What unalloyed, ideological nonsense. Let’s punish rich and successful countries whose working classes, by global standards, are unimaginably wealthy. “Not having the right trainers”, as one of the report’s researchers put it yesterday, is apparently worse for a child’s wellbeing than having none at all. The report acknowledges that “relative poverty” means an average family income of $24,000 or less in the US (21st out of 21 in this ranking) but just $7,000 or less in Hungary (13th). Yet it takes scant account of this in its conclusions. It also ignores data showing a 50 per cent cut in the number of British children in absolute poverty since 1998, all lifted out of misery, ultimately, by the market economy that charities’ staff rely on for generosity but abhor as a matter of self-serving personal principle.
The report’s conclusion states that “all families in OECD countries today are aware that childhood is being reshaped by forces whose mainspring is not necessarily in the best interests of the child”. This is a coded claim that “all families” agree on capitalism’s malign impact on childhood. In fact, as the report’s own figures on deprivation show, the world’s most advanced capitalist economies are its least deprived. Yet these figures, too, are way out of date.

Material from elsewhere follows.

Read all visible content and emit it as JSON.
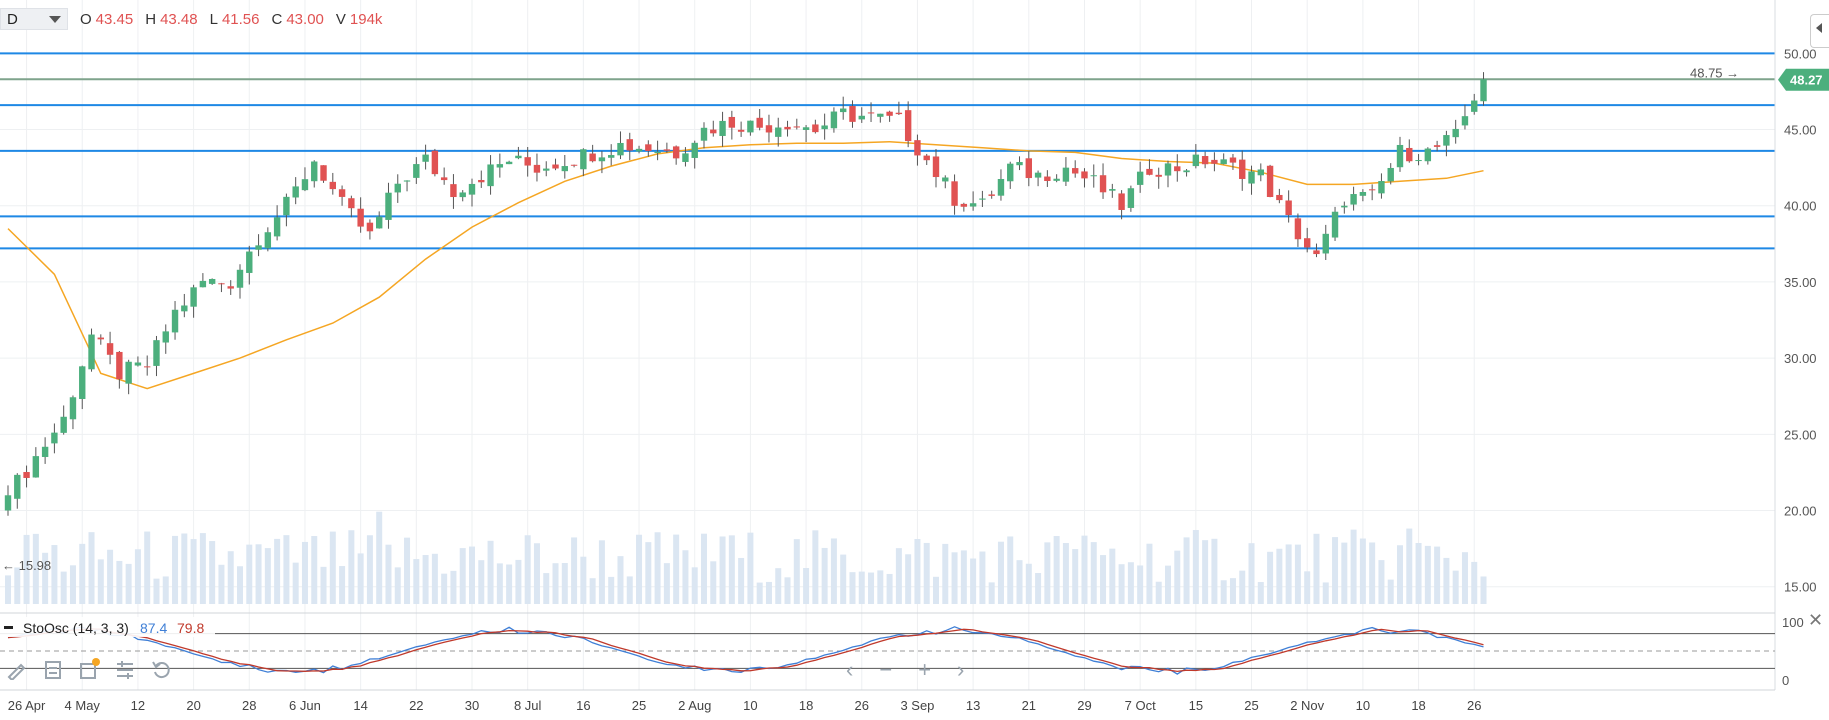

The reason for using such antiquated data is that more recent, less attractive figures did not allow easy global comparisons. Yet even the comparisons drawn here range from unreliable to absurd. The Czech Republic emerges with the highest level of fighting among children and the lowest level of bullying. The UK, meanwhile, has data showing that 76 per cent of British children feel their parents “are always there” for them. But since no other country has equivalent data, it does not feature in Britain’s overall ranking.
Peter Adamson, the writer of this report, co-founded the staunchly left-wing New Internationalist in the 1970s. He has now invited ridicule by caricaturing the world’s most dynamic economies as Dickensian child-abusers. This report hides the truth about children’s wellbeing behind an outdated ideology that has condemned hundreds of millions of children to cruel poverty
I make no apologies for bashing this one again, because this Unicef report, and the way it was presented on, for example, the BBC News, really sums up everything that is worst about the self-lacerating, wilfully deluded, truth-distorting, anti-reality, intentions-over-outcomes element of the intellectual leftist ‘elite’ (and indeed, the Daily Mail hard right). It is nothing but an excuse to condemn capitalism - the very thing upon which charities rely - veiled in intelligence-insultingly transparent statistical nonsense.
The way the report is written is bizarre in itself. As Oroborous notes in the other post, the author tells you that this is nonsense, and then says it anyway.
This is from the conclusion:
It is best regarded as a work in progress, in need of improved definitions and better data. But in the process it is easy to become ensnared in the data and to lose sight of what it is that we are trying to capture. ….The measures used in this report fall short of such nuanced knowledge.
Findings that have been recorded and averaged may create an impression of precision but are in reality the equivalent of trying to reproduce a vast and complex mountain range in relatively simple geometric shapes. In addition, the process of international comparison can never be freed from questions of translation, culture, and custom
The areas they’ve chosen to analyse, the weighting they’ve applied in the rankings and the use of relative poverty are all entirely arbitrary. But even if they weren't, given that this is the first and only report of its kind, we can have no way of knowing if things are getting worse or better - but they want you to assume that things are getting worse.
So it isn’t arbitrary at all: it’s all quite deliberately set up to attack capitalism and the Anglosphere. It is designed to get blithering idiots to scream out on-the-face-of-it absurd headlines like: “Child poverty in the UK has doubled since 1979”. Thank you, BBC, for doing just that.